– Spotykamy się kolejny raz, aby oddać hołd tym, którzy bez wahania poświęcili się w obronie ojczyzny. Prawo i Sprawiedliwość podejmuje działania, które mają na celu, jak największe upamiętnienie pracowników Fabryki Broni, którzy zostali bestialsko zamordowani. Chcemy, by od 1 stycznia 2018 roku wszystkie miejsca kaźni były odnawiane z pieniędzy Ministerstwa Obrony Narodowej. Ten resort będzie również wspierał budowę pomników sławiących chwałę oręża polskiego, tak jak pomnik pomnik Armii Krajowej, który ma niedługo powstać w Radomiu – mówił poseł Wojciech Skurkiewicz.
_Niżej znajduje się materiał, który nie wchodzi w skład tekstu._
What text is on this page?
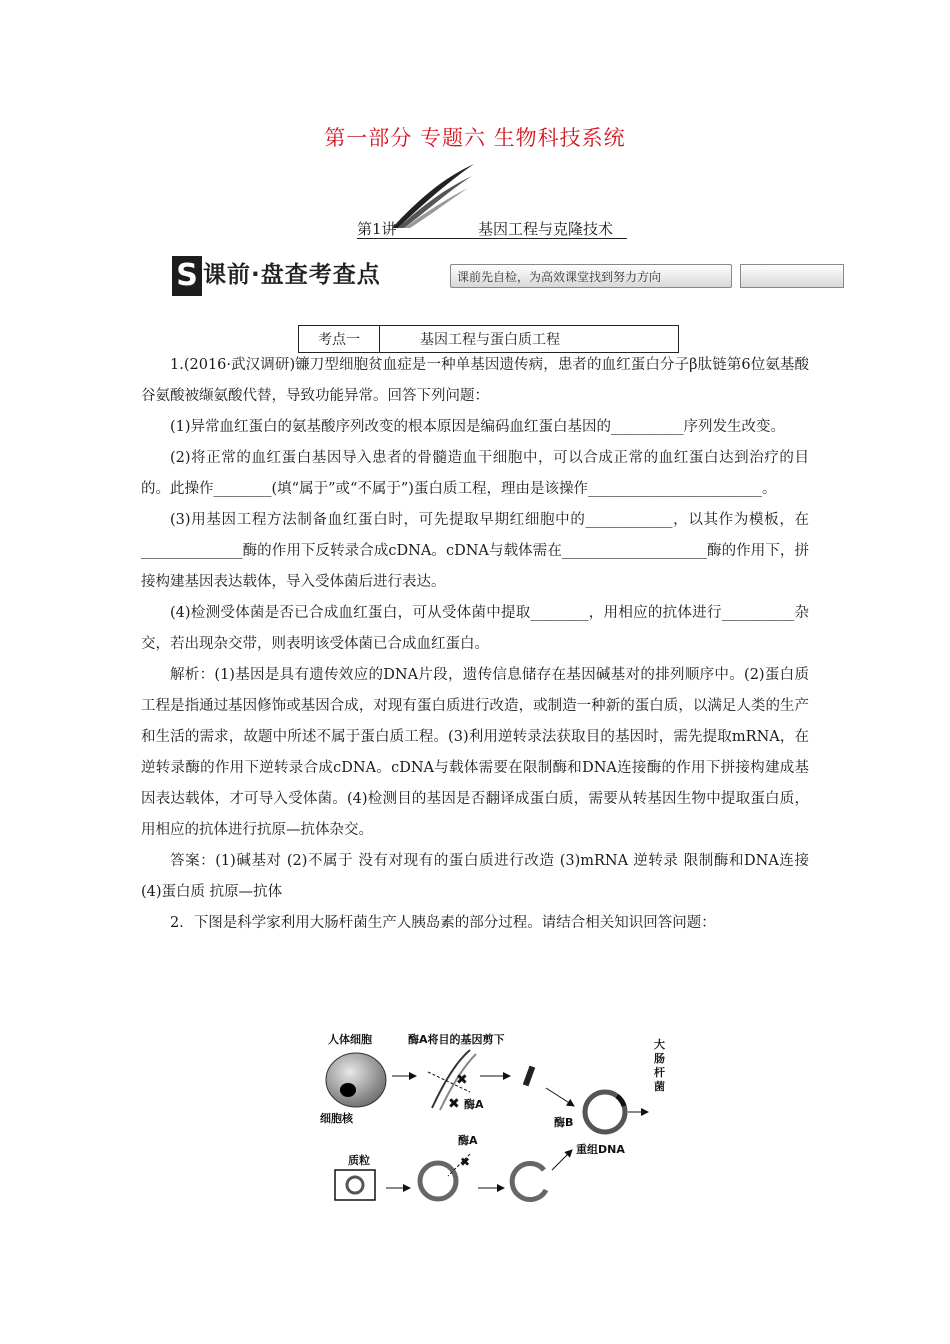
第一部分 专题六 生物科技系统
第1讲	基因工程与克隆技术
S 课前·盘查考查点	课前先自检，为高效课堂找到努力方向
考点一	基因工程与蛋白质工程

1.(2016·武汉调研)镰刀型细胞贫血症是一种单基因遗传病，患者的血红蛋白分子β肽链第6位氨基酸谷氨酸被缬氨酸代替，导致功能异常。回答下列问题：

(1)异常血红蛋白的氨基酸序列改变的根本原因是编码血红蛋白基因的__________序列发生改变。

(2)将正常的血红蛋白基因导入患者的骨髓造血干细胞中，可以合成正常的血红蛋白达到治疗的目的。此操作________(填“属于”或“不属于”)蛋白质工程，理由是该操作________________________。

(3)用基因工程方法制备血红蛋白时，可先提取早期红细胞中的____________，以其作为模板，在______________酶的作用下反转录合成cDNA。cDNA与载体需在____________________酶的作用下，拼接构建基因表达载体，导入受体菌后进行表达。

(4)检测受体菌是否已合成血红蛋白，可从受体菌中提取________，用相应的抗体进行__________杂交，若出现杂交带，则表明该受体菌已合成血红蛋白。

解析：(1)基因是具有遗传效应的DNA片段，遗传信息储存在基因碱基对的排列顺序中。(2)蛋白质工程是指通过基因修饰或基因合成，对现有蛋白质进行改造，或制造一种新的蛋白质，以满足人类的生产和生活的需求，故题中所述不属于蛋白质工程。(3)利用逆转录法获取目的基因时，需先提取mRNA，在逆转录酶的作用下逆转录合成cDNA。cDNA与载体需要在限制酶和DNA连接酶的作用下拼接构建成基因表达载体，才可导入受体菌。(4)检测目的基因是否翻译成蛋白质，需要从转基因生物中提取蛋白质，用相应的抗体进行抗原—抗体杂交。

答案：(1)碱基对 (2)不属于 没有对现有的蛋白质进行改造 (3)mRNA 逆转录 限制酶和DNA连接 (4)蛋白质 抗原—抗体

2．下图是科学家利用大肠杆菌生产人胰岛素的部分过程。请结合相关知识回答问题：

人体细胞
细胞核
酶A将目的基因剪下
✖
✖ 酶A
酶B
重组DNA
大
肠
杆
菌
质粒
酶A
✖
Głos zabrał również prezydent miasta. – Tu bije serce naszego miasta. O wolność zawsze musimy dbać i ją szanować. W przyszłym roku chcemy zmienić to miejsce na bardziej atrakcyjne, bo jest ważne dla wszystkich mieszkańców – zakończył Radosław Witkowski.
Z kart historii
Pociągiem podążającym do Skarżyska jechała grupa bojowa Armii Krajowej, w celu wykonania wyroku na konfidencie gestapo. W Rożkach podczas sprawdzania dokumentów przez żandarmerię niemiecką, doszło do wymiany strzałów między żandarmami i partyzantami. Zginął wówczas dowódca major Ewaryst Żetycki i dwóch żandarmów. Kilku zostało rannych. W ręce Niemców wpadł pistolet vis nr. 1078. Taki sam jak produkowano w radomskiej fabryce.
Już następnego dnia gestapo weszło do zakładu, aby ustalić do kogo należał pistolet i jak znalazł się w rękach partyzantów. Rozpoczęto aresztowania i rewizję podejrzanych. Po krótkim śledztwie rozpoczęto egzekucję. Zarówno w Rożkach jak i obok budynku Fabryki Broni, a także na ulicy Warszawskiej i Kieleckiej. Na szubienicach zginęło około 50 osób. Aż 26 z nich to pracownicy fabryki.
W miejscu gdzie stały szubienice, gdzie 14 października 1942 roku zamordowano 15 pracowników Fabryki Broni, dziś stoi pomnik.